USQL String Data Type has a size limit of 128KB
USQL String Column Data Type has a size limit of 128KB. This limits uploading/processing the text data larger than 128kb through USQL job. For example, if the text data type in SQL has XML content, which size greater than 300KB, it fails uploading/processing with USQL. Can we increase the string data type size?
J Meade commented
we want to use u-sql for data prep, nlp processing, and/or merging multiple smaller data files into larger consolidated files. we're running into issues when reading any rows containing fields that are beyond this limit. it would be really helpful if we could work under the same constraints as .NET and/or T-SQL.
Using the R.Reducer, I want to save some R objects that took me a loooooong time to calculate. They are quite large (10-50MBs) but I need to be able to get them out of R, save them to ADLS and send them back to ADLA+R when doing some other computations.
We need to be able to put larger single objects than 128k in and out of R. (Yeah, I know I can use DEPLOY RESOURCE, but it does not have the dynamics of passing things around using the Reducer)
Paul Andrew commented
For info, this relates to this SO question/answer: https://stackoverflow.com/questions/44631022/value-too-long-failure-when-attempting-to-convert-column-data
Alex Kyllo commented
Cosmos strings don't seem to have this limitation, and a string in C# .NET can be up to 2GB in size, and in T-SQL an nvarchar(max) field can also be up to 2 GB. So it's very strange that this limitation exists in U-SQL especially since it is marketed as a big data processing language. Also the 4MB per row limitation is too restrictive for data such as JSON, XML, and unstructured text. Please consider improving the U-SQL runtime to remove these limitations.
Carolus Holman commented
When trying to access an array of elements the Extractor fails when typing the json array object as a string. If I directly load the array using the jsonpath in the extractor ex. JsonExtractor(body.telemetry.sensors[*]) I can load the fragment, but using this method I cannot get to the other parts of the json object such as the header. I have scoured the internet but I cannot find a solution.

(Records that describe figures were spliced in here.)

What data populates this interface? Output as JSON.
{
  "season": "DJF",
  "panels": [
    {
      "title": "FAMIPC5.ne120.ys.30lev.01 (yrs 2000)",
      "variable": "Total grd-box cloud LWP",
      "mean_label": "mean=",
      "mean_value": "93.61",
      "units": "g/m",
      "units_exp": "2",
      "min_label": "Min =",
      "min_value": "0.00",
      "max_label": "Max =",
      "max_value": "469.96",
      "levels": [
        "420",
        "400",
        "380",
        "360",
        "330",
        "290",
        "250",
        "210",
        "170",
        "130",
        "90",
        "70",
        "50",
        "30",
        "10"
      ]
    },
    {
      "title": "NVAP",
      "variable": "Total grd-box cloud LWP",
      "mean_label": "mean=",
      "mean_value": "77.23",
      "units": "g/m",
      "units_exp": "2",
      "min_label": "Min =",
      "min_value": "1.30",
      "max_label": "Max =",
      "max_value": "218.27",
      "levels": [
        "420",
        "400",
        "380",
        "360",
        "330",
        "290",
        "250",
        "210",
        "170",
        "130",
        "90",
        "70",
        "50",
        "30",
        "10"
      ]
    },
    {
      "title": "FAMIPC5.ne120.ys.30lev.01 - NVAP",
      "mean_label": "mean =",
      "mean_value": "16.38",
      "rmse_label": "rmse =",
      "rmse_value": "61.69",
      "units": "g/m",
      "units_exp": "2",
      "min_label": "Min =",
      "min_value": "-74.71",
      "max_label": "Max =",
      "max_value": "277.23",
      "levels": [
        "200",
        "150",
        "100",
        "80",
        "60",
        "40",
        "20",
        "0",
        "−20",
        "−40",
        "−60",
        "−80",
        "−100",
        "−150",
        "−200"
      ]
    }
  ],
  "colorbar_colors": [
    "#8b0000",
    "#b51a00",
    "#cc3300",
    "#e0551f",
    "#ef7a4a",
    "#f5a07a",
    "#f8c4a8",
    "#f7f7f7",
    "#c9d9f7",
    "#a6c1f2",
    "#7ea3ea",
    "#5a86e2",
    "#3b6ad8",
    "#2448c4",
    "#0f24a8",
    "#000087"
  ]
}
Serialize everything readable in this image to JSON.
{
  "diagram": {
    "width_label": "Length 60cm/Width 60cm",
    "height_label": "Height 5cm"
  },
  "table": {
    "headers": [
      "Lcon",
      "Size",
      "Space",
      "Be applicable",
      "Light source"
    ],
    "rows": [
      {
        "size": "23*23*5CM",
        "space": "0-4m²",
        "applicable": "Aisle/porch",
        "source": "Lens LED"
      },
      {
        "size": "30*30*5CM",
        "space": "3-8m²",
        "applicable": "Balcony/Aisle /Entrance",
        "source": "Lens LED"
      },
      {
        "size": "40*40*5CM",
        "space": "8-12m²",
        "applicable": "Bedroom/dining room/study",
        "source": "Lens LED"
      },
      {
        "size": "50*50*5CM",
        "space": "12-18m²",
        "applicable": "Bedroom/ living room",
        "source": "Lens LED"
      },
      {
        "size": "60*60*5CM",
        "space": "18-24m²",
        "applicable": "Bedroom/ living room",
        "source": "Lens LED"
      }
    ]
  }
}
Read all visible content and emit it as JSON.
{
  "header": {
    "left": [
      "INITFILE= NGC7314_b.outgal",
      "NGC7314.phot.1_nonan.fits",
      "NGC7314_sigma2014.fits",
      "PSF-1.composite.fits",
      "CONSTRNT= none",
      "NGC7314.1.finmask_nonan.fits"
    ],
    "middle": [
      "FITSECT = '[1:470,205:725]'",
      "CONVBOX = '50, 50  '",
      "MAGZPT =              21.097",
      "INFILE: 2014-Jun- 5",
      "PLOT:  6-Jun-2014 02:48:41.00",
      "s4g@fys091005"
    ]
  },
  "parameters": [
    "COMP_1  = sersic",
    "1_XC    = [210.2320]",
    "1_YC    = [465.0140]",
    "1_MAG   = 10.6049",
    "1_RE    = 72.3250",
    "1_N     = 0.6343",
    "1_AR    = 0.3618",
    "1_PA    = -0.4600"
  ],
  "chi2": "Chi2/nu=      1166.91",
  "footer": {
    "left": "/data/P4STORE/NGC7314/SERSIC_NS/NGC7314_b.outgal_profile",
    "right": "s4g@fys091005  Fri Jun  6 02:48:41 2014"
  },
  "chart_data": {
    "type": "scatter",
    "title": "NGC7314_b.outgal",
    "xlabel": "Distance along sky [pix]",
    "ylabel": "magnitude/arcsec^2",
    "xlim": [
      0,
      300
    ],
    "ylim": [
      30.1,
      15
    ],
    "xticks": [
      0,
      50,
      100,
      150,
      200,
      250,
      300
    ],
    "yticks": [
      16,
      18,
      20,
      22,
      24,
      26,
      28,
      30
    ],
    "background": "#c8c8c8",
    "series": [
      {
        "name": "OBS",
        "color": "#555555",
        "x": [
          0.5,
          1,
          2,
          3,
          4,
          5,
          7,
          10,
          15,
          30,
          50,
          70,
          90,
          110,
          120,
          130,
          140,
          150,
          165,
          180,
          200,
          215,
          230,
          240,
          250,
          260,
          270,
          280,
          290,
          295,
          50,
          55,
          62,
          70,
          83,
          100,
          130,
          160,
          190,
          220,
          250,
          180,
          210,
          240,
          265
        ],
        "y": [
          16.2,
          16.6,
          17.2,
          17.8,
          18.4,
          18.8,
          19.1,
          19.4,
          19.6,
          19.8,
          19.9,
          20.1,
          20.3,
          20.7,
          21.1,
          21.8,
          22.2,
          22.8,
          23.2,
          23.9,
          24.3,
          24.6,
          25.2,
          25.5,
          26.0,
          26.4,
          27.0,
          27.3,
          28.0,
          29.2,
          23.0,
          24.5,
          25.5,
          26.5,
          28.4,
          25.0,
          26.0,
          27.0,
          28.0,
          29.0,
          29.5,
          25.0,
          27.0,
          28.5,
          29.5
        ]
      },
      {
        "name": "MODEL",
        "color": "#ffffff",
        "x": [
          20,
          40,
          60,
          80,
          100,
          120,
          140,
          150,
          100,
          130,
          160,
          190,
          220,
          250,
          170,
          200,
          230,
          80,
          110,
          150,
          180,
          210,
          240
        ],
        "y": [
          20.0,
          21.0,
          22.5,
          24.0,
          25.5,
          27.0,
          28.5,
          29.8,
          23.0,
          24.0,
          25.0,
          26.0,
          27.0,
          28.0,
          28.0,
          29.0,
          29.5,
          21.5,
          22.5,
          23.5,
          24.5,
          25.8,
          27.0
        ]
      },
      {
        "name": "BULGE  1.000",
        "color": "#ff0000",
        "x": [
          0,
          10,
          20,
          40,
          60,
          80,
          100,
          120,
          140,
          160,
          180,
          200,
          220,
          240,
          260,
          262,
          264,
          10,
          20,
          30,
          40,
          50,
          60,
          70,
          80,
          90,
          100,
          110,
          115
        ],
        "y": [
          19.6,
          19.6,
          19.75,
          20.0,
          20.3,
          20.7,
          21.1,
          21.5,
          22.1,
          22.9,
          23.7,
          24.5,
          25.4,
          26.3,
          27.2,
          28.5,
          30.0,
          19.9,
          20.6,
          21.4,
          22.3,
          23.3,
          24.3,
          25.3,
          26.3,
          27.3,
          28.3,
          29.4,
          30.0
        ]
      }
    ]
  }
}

The workaround of reading it as byte does not work when dealing with Gzip compressed files.
In lot of cases, there is a need to read a larger string and then parse out a smaller portion of it.
Please add support for reading larger string values...similar to HIVE please.
Rukmani Gopalan commented
While a byte works fine, it is restrictive in terms of not being able to use string operations. E.g. think of a scenario of mining long error messages (with a huge error stack) where you are looking for a specific tag - a substring function will be handy. Another scenario - working with string encodings of huge objects like images to perform operations.
Michael Rys commented
Thanks for filing. Currently the recommended workaround is to put the data into a byte array (byte). Note that for XML documents that may have a self-contained encoding, that may be the better way anyway.
What is the expectation for such a type? Do you still want to dot into it and have it type compatible with the core string type? Or do you want it as a different type?